Since ensuring host-specificity is paramount before releasing a biological agent into a new environment, P. spegazzinii (from Trinidad) was earlier rigorously tested and found to be safe to 55 economically important plant species in 31 families in India (Sreerama Kumar et al. 2016). After getting permission from the Plant Protection Advisor to the Government of India, the rust was first released in Assam in October 2005. The pathogen was released in Kerala initially in agricultural systems in August 2006, followed by forest sites. Kerala releases indicated potential, as the fungus was found to have spread to the native population of the weed at all sites. Field persistence, however, was observed only till December. Thereafter, microclimate at the sites was no longer appropriate for pathogen survival (Sankaran et al. 2008). Contrastingly, in Assam, the rust did not infect the M. micrantha plants in situ, possibly because of plant biotypic variation in susceptibility.
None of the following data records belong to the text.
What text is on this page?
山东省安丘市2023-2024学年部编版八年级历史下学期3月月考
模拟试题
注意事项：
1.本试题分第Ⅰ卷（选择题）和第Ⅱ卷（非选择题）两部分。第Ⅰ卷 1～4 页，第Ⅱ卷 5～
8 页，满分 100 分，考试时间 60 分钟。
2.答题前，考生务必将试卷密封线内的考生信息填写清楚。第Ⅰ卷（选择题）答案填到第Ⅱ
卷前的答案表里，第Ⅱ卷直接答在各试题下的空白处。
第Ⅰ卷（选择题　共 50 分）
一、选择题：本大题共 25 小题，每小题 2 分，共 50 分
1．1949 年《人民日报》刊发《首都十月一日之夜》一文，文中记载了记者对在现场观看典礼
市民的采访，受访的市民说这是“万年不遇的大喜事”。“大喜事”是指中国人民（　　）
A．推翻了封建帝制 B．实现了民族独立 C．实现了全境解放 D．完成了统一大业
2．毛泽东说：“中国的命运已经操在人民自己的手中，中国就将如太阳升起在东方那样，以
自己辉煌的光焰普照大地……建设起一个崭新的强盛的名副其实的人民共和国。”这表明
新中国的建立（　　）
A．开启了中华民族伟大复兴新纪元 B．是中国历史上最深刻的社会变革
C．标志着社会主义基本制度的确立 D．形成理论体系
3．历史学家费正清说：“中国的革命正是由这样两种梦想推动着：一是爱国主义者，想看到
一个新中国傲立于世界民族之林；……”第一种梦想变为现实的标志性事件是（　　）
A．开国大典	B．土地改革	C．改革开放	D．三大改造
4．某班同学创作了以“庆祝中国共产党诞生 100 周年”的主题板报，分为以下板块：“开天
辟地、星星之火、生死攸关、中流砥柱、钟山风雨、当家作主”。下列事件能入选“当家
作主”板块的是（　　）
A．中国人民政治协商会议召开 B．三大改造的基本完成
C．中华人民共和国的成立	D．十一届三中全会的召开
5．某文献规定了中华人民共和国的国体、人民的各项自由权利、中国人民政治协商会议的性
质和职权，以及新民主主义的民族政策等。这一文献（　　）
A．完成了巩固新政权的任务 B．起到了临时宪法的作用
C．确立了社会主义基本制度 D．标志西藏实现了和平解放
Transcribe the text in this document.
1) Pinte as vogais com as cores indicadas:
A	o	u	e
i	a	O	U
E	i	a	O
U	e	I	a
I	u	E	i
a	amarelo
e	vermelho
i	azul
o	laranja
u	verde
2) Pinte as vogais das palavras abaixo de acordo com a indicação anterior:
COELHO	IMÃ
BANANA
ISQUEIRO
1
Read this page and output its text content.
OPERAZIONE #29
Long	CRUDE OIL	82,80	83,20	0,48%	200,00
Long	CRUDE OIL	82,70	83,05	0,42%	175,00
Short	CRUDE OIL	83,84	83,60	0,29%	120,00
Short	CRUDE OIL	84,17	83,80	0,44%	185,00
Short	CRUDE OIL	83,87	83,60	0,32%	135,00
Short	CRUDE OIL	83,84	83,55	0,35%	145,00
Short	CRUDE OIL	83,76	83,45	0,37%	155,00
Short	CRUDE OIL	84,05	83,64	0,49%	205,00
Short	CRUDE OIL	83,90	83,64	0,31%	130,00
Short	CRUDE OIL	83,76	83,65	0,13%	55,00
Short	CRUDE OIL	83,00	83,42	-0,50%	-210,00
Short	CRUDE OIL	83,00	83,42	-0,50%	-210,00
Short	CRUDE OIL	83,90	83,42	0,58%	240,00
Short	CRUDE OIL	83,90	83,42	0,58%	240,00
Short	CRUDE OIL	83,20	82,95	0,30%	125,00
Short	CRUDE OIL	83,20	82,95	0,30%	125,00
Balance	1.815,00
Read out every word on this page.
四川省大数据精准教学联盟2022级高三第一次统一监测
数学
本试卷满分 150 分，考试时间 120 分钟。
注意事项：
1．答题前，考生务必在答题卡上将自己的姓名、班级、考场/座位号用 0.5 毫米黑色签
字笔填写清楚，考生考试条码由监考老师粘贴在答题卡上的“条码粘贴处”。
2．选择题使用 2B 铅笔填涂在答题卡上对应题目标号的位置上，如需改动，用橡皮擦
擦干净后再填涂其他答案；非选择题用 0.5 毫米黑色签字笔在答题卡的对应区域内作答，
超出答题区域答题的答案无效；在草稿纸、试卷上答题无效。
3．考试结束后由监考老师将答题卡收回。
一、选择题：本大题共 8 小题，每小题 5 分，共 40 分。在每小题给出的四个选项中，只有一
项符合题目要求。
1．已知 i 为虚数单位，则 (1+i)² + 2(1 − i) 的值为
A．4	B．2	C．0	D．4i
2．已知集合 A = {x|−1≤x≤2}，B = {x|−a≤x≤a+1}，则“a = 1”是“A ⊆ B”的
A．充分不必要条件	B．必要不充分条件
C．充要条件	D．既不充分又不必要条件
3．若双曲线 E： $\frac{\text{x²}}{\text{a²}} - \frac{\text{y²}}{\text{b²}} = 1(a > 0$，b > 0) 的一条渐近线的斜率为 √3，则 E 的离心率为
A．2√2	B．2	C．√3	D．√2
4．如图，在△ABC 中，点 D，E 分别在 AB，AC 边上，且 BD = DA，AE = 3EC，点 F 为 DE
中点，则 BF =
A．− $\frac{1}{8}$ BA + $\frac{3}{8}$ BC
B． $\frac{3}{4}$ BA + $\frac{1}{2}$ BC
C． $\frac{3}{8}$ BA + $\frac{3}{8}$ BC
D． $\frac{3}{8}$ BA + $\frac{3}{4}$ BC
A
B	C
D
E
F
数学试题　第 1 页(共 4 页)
Experiences elsewhere indicate that simultaneous and sustained releases of P. spegazzinii at manifold locations and at appropriate time of the year could yield promising results. For example, between 2008 and 2013, an Ecuadorian pathotype of P. spegazzinii was released at multiple sites in PNG and Fiji. In PNG, from some sites, the rust had spread over 7 km within a year. In Fiji, the rust was established at 20 sites on two islands, i.e. Viti Levu and Vanua Levu (Day et al. 2013b). Continuous field studies in PNG indicated that P. spegazzinii could significantly reduce the growth and density of M. micrantha and offered great potential as a biocontrol agent.